I have a friend who, having lived a short life filled with drama and hard times, has decided to die his hair. He feels that the "Emo" style fits his personality best. When I asked him why he wanted to dye his hair, he told me that he wanted to be unique, to find his individuality in school and in life. He wanted to express himself. While I don't necessarily believe that the unjust and unfortunate treatment that the world around him gave him had a direct correlation with him dying his hair, it is a possibility. I have often told him that he could write a memoir of his life so far, fill it full of the truth, and no one would believe it. It would read much like Augusten Burroughs' memoir Running with Scissors. Now, taking what I have mentioned above about the Societal Norm, why would he, after having been mistreated by the world around him, want to emulate what society says is normal? It is very natural for him to rebel, as a lot of teenagers do. His focal point for what is attractive is much different from the SN. His standards are different, unique, and he has achieved what he started out to do when the majority of his hard times ended (give or take being run over by a car.)

But was the hair dying and Emo look necessary? Couldn't he have expressed himself similarly without changing so drastically? Truly, I don't know. The inner rebellion must have an outer expression, at least, for the extrovert, such as he is. To me, going away from society's standards does not mean changing my physical appearance, the music I listen to, the things I do. But to some people, that's exactly what it means. They must change their own standards as a symbol of rebellion from society. This makes them, as well as myself, unique. Individuals who have changed from what everyone else thinks for whatever reason, and they have moved away from the cliques and the stereotypes.

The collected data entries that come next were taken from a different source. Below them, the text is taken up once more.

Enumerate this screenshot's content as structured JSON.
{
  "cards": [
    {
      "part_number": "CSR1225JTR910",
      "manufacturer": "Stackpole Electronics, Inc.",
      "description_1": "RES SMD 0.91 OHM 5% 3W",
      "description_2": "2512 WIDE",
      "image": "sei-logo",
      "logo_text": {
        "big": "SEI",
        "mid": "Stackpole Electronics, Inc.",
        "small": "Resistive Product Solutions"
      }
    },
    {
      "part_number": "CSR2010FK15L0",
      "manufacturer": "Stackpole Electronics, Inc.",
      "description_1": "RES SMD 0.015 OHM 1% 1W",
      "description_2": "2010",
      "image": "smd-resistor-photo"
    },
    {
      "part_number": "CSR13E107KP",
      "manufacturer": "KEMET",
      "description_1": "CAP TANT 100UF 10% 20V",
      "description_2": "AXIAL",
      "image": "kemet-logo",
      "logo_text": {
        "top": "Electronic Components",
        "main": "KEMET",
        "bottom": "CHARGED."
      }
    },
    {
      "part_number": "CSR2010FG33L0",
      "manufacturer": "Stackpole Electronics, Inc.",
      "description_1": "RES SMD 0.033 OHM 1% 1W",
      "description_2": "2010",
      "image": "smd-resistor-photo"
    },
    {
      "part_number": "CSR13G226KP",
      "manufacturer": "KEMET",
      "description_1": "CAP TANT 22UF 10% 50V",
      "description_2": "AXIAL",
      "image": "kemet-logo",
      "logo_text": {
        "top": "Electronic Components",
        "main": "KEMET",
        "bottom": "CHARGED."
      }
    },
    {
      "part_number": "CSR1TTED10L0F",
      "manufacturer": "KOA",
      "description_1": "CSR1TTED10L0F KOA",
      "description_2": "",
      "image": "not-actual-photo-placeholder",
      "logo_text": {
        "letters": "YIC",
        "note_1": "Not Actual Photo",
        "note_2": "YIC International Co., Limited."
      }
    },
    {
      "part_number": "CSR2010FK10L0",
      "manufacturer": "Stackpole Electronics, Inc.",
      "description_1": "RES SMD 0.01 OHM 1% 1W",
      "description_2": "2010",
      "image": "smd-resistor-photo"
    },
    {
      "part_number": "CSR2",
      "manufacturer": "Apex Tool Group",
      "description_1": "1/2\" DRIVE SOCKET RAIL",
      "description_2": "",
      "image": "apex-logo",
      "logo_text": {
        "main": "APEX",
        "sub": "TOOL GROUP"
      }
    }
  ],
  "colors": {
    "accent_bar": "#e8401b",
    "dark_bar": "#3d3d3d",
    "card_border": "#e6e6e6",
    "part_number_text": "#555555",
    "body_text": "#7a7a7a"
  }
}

They become themselves.

Of course, society would be amiss not to notice this, and to profit off of it. While most people shop at the Gap, or A&F, or wherever, there are those who try to stand out, to be unique, that find Hot Topic the place to find clothing. Society benefits from those rebelling against it. That's capitalism for you, and it's very fitting it should be this way. It begs a question, then. When does the expression of individualism become swallowed up by the standards of the masses. Again, cue the South Park episode.
The Goth kids (the true individuals in the school) increasingly become outraged at those who are just playing "vampire," emulating the popular Twilight series. So they burn down the Hot Topic store.

So I'll conclude this part here. Next I'll take a look at some of the other books that have dealt with individualism, and deal with parity in the NFL, which is probably the most Socialist business venture in America today.